UNIVERSITY HEIGHTS, Ohio — Rick Finotti wasn’t necessarily looking to change jobs and move out of state but, as he says, some offers are too good to pass up. When a place like Michigan and a coach like Jim Harbaugh call asking if you want a job, well …
“You just can’t pass up a Jim Harbaugh, Michigan opportunity and a chance to get in on the ground floor with them,” Finotti said of the conversations that took him from coaching one of Ohio’s top high school programs to joining the Wolverines in March 2015 as their director of football operations.
“(Harbaugh) was looking for a high school-type coach to come in and join his staff. A couple of people brought up my name and he did the research on it. He found it a fit to join his staff.”
Finotti was promoted to defensive assistant last season but returned home to Cleveland in January when he accepted the head coaching job at Division III John Carroll. The Blue Streaks went to the national semifinals last season and beat D-III power Mount Union in the regular season. Tom Arth, Finotti’s predecessor, took the head coaching job at Chattanooga.
A perfect match
Thus it doesn’t take long to put 2 and 2 together and figure out how it was that the Michigan coaching staff, led by Harbaugh, ended up at John Carroll on Friday night as part of its 10-day satellite camp tour.
“I can’t remember when we first actually talked about it,” Harbaugh said. “His staff did a great job of organizing it, though. I thought it was a really good camp. They had every contingency laid out, in true Rick Finotti fashion. Everything was planned well with all our contingencies.”
Attention to detail and preparing for contingencies are two things Finotti took with him from his two seasons at Michigan into his first college head coaching job. He needed those attributes while leading the Lakewood St. Edward program to two Ohio Division I state titles in six seasons, but they were honed in Ann Arbor.
“Make sure you have a plan, how you outline the plan, detail the plan,” Finotti said Friday after the camp, which drew approximately 250 players. “Also, too, just the enthusiasm. If you’re going to do this, have fun. Have a great enthusiasm for the people you’re working with. Get the most out of them. If you invest in people, it’s a wise investment.”
If you think that sounds like his old boss, well, you’re right. Finotti doesn’t shy away from that comparison. There weren’t many jobs he would have left St. Edward for, but Michigan was one. He moved to Ann Arbor while his family — wife Rebecca and two adult children, Frank and Hannah — remained in Cleveland.
Frank is now a defensive assistant on his dad’s staff.
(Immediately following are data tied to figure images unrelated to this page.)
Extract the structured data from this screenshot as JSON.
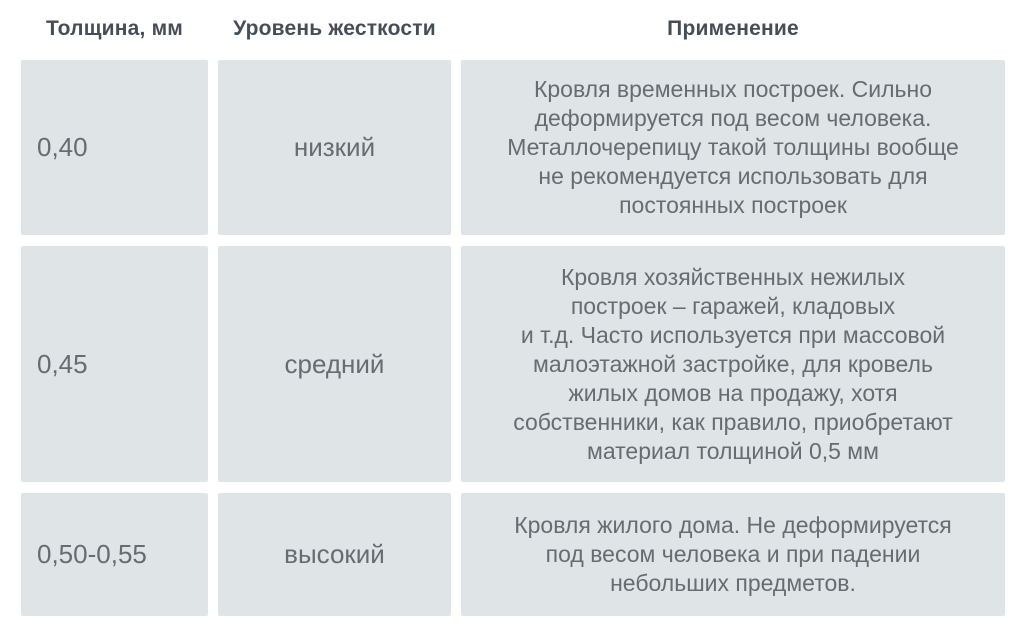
{
  "chart_data": {
    "type": "table",
    "title": "",
    "columns": [
      "Толщина, мм",
      "Уровень жесткости",
      "Применение"
    ],
    "rows": [
      {
        "thickness": "0,40",
        "stiffness": "низкий",
        "application": "Кровля временных построек. Сильно\nдеформируется под весом человека.\nМеталлочерепицу такой толщины вообще\nне рекомендуется использовать для\nпостоянных построек"
      },
      {
        "thickness": "0,45",
        "stiffness": "средний",
        "application": "Кровля хозяйственных нежилых\nпостроек – гаражей, кладовых\nи т.д. Часто используется при массовой\nмалоэтажной застройке, для кровель\nжилых домов на продажу, хотя\nсобственники, как правило, приобретают\nматериал толщиной 0,5 мм"
      },
      {
        "thickness": "0,50-0,55",
        "stiffness": "высокий",
        "application": "Кровля жилого дома. Не деформируется\nпод весом человека и при падении\nнебольших предметов."
      }
    ]
  },
  "colors": {
    "page_background": "#ffffff",
    "cell_background": "#dfe4e6",
    "body_text": "#666c72",
    "header_text": "#454e57"
  }
}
“It was because it was Michigan,” Finotti said. “If it was another school, I don’t know if I would have done it. It was close enough — two-and-a-half hours from home. My family stayed in Cleveland while I went to Ann Arbor. We weren’t ready to move yet, so it’s not like I was looking.”
Finotti’s hiring at Michigan had a subtle effect on recruiting. It gave Michigan a presence in northeastern Ohio. And while that presence hasn’t resulted in the Wolverines signing any Cleveland-area recruits the last two classes, they are in the running for Cleveland Heights DE Tyreke Smith.
Smith is the No. 3-ranked player from Ohio in the 247Sports composite ratings system and the No. 5 weakside defensive end.
One thing Finotti missed out on with his new job at John Carroll was Michigan’s trip to Italy. He exchanged it for a trip to Spain, however.
Harbaugh and the Wolverines made news by going to Italy on the dime of an anonymous donor. The John Carroll team went to Spain on an eight-day trip, returning last week. Division III teams are able to go on such trips once every three years, but the players must pay for the trips themselves.
And no team cupcake sales or car-wash fundraisers are allowed. The NCAA doesn’t want a booster paying $1,000 for a chocolate icing pastry, even if it does come with sprinkles.
The excursion, run through Global Football, was similar to what Michigan experienced in Italy. The team visited historical sites and got some football work done in the process. John Carroll beat a Spanish All-Star team, 91-7, in Barcelona.
The trip was much more than football for Finotti.
“I think it’s team-building but it’s also expanding,” he said, again sounding a lot like Harbaugh. “These are some bright young men and they’re going to go on to do some great things. I think it’s important to learn and educate yourself about other cultures and how other people do things. I really think that’s a big part of it.”
Finotti and Harbaugh compared trips as they talked during the night Friday.
“We sure did,” Harbaugh said. “We both talked about it. His was very similar. It was great to hear about his. It’s very cool. I’m very happy for him. It’s great to see one of your friends running a program. That’s really cool.”